After finishing my most recent MSc degree in Environmental Protection, it was clear to me that I would like to challenge myself in order to grow both academically and personally. I was previously involved as a soil scientist in a few projects in Russia, Germany, and Netherlands, which were mostly focused on either arable, temperate forest or urban soils. However, this time I wanted to research the soil ecosystem services and climate change feedback in a more complex and time-sensitive ecosystem and, thus, my Arctic “journey” has started.
My scientific interests and foci cover a range of topics such as soil-plant interactions, permafrost degradation, spatial data analysis, carbon sequestration potential, soil mapping, and environmental modelling. During the last few years, I also became interested in sustainable development goals, especially in sustainable urban development, including in the Arctic region. As a result, I attended an extensive vocational training on urban development at the Humboldt University of Berlin and would be happy to develop further ideas in future, especially taking into account that soil-related issues are often overlooked.

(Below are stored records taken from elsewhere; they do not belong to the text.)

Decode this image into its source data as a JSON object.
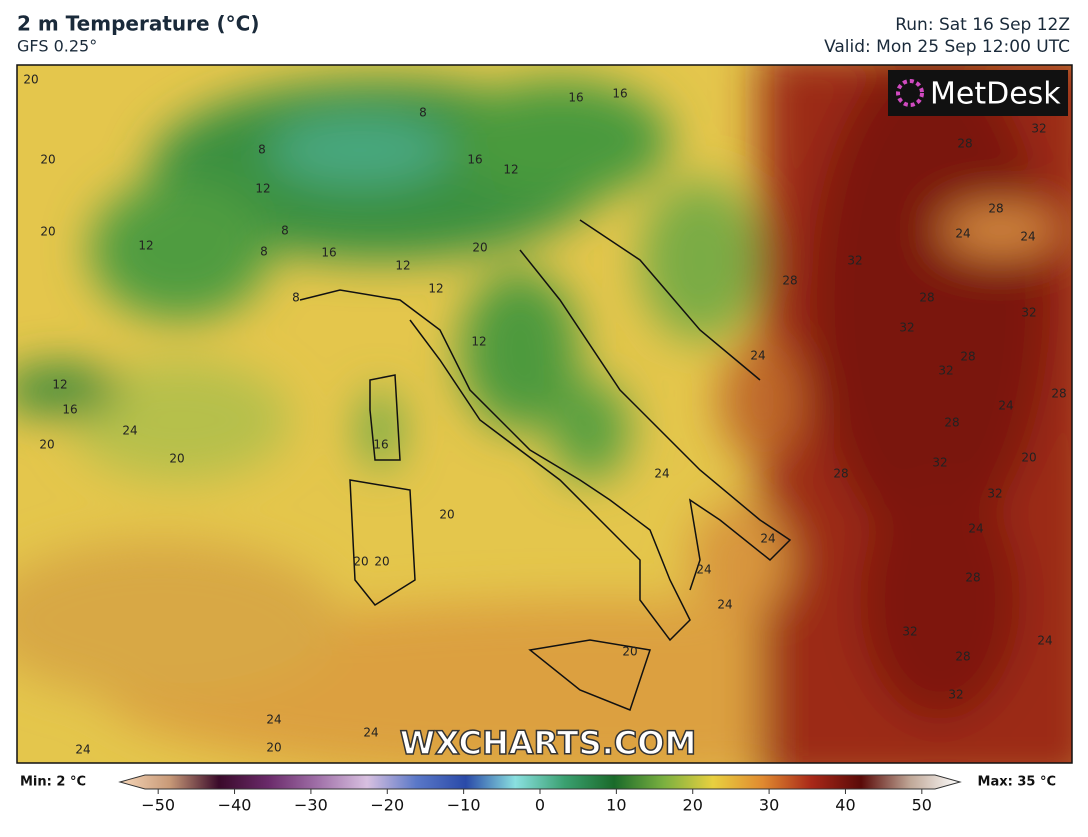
{
  "header": {
    "title": "2 m Temperature (°C)",
    "subtitle": "GFS 0.25°",
    "run": "Run: Sat 16 Sep 12Z",
    "valid": "Valid: Mon 25 Sep 12:00 UTC"
  },
  "logo": "MetDesk",
  "watermark": "WXCHARTS.COM",
  "contour_labels": [
    20,
    20,
    20,
    12,
    12,
    8,
    8,
    16,
    16,
    16,
    12,
    8,
    8,
    16,
    12,
    12,
    8,
    20,
    12,
    12,
    16,
    24,
    20,
    20,
    16,
    20,
    20,
    20,
    24,
    24,
    24,
    24,
    20,
    24,
    28,
    32,
    28,
    32,
    28,
    32,
    28,
    32,
    28,
    24,
    24,
    32,
    24,
    28,
    28,
    32,
    20,
    28,
    32,
    24,
    28,
    32,
    24,
    28,
    32,
    24,
    24,
    20,
    24
  ],
  "colorbar": {
    "min_label": "Min: 2 °C",
    "max_label": "Max: 35 °C",
    "lim": [
      -55,
      55
    ],
    "colors": [
      "#f6d6b8",
      "#c89a78",
      "#3a0a2a",
      "#6a2a6a",
      "#a070a8",
      "#d8c0e0",
      "#5a78c8",
      "#2a4aa8",
      "#8ae0e0",
      "#3aa070",
      "#1a6a2a",
      "#7ab040",
      "#e8d040",
      "#e08a30",
      "#a82818",
      "#5a0a08",
      "#c0a898",
      "#ffffff"
    ],
    "ticks": [
      {
        "value": -50,
        "label": "−50"
      },
      {
        "value": -40,
        "label": "−40"
      },
      {
        "value": -30,
        "label": "−30"
      },
      {
        "value": -20,
        "label": "−20"
      },
      {
        "value": -10,
        "label": "−10"
      },
      0,
      10,
      20,
      30,
      40,
      50
    ]
  }
}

Currently, I am working toward my PhD degree within a project focusing on the spatial analysis of permafrost soil properties in northern Siberia. The project aims are to study the influence of permafrost thawing on the spatial patterns of soil organic carbon stocks and availability of nitrogen and phosphorus as the nutrients for plants. We study the spatial relationship between pedogenic and environmental parameters as well as alterations in above- and belowground biomass inputs in permafrost soils using geostatistics and biomarker analysis (i.e. cutin and suberin). In addition, this research shows the importance of including soil spatial data in order to increase precision of the global environmental models, e.g. climate or bioclimatic, and estimates of carbon and nitrogen stocks and fluxes by including the soil cycle or/and soil functions and processes at different spatial scales.

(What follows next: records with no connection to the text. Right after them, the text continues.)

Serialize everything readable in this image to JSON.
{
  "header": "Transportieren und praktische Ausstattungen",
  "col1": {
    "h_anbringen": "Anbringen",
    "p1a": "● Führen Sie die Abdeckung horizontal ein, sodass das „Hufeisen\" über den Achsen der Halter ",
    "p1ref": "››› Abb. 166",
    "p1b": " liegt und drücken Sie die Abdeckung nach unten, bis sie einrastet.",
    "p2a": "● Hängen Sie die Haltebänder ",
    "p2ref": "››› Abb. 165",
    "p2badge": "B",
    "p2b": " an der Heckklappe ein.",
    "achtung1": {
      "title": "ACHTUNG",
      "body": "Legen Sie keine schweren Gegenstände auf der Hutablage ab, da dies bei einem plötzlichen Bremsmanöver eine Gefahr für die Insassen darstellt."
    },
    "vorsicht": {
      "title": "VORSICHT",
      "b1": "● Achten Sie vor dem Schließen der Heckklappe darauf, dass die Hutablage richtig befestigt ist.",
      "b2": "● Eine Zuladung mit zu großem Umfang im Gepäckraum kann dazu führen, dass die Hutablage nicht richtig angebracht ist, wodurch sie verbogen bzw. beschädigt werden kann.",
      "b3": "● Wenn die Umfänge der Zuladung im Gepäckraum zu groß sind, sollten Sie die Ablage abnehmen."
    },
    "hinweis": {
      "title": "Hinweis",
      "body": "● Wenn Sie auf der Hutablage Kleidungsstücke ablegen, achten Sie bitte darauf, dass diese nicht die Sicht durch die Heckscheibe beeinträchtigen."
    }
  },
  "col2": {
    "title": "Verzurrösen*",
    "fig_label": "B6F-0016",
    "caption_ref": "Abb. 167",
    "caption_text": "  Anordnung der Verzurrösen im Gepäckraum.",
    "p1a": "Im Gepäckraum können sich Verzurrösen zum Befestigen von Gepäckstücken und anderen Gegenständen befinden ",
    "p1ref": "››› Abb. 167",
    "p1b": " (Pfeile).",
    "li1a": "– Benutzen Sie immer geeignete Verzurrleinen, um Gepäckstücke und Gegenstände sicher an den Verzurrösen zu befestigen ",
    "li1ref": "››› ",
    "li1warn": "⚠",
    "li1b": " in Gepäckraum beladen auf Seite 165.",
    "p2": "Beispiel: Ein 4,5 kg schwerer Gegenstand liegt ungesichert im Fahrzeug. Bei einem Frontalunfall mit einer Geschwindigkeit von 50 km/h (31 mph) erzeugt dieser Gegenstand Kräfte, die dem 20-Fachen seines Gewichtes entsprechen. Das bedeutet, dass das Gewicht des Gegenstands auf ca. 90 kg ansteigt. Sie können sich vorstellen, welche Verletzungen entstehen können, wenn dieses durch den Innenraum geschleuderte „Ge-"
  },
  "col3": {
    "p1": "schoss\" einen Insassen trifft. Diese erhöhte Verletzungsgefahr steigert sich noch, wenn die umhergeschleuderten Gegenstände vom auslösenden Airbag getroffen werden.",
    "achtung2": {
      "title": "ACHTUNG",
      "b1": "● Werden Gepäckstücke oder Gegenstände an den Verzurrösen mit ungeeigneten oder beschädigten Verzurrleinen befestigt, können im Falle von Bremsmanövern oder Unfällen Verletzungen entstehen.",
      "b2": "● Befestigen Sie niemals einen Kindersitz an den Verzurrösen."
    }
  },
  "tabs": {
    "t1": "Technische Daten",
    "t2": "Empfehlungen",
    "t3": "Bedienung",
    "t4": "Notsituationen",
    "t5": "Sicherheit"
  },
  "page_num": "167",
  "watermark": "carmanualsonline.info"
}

Being an IASC Fellow is a unique opportunity, which helps to expand my scientific horizons by learning from first-rate scientists and via active involvement in Arctic inter- and transdisciplinary projects. I am truly grateful to be a part of IASC and would encourage early career researchers to apply for the IASC Fellowship, which can also be considered as an excellent collaboration and soft skill learning platform. Starting from the first minute, I felt very comfortable interacting with both early career and more senior researchers, who cordially welcomed me in their working group and were very supportive that my motivation was boosted as never before. In conclusion, I hope to see more and more early career researchers involved in the IASC Working Groups.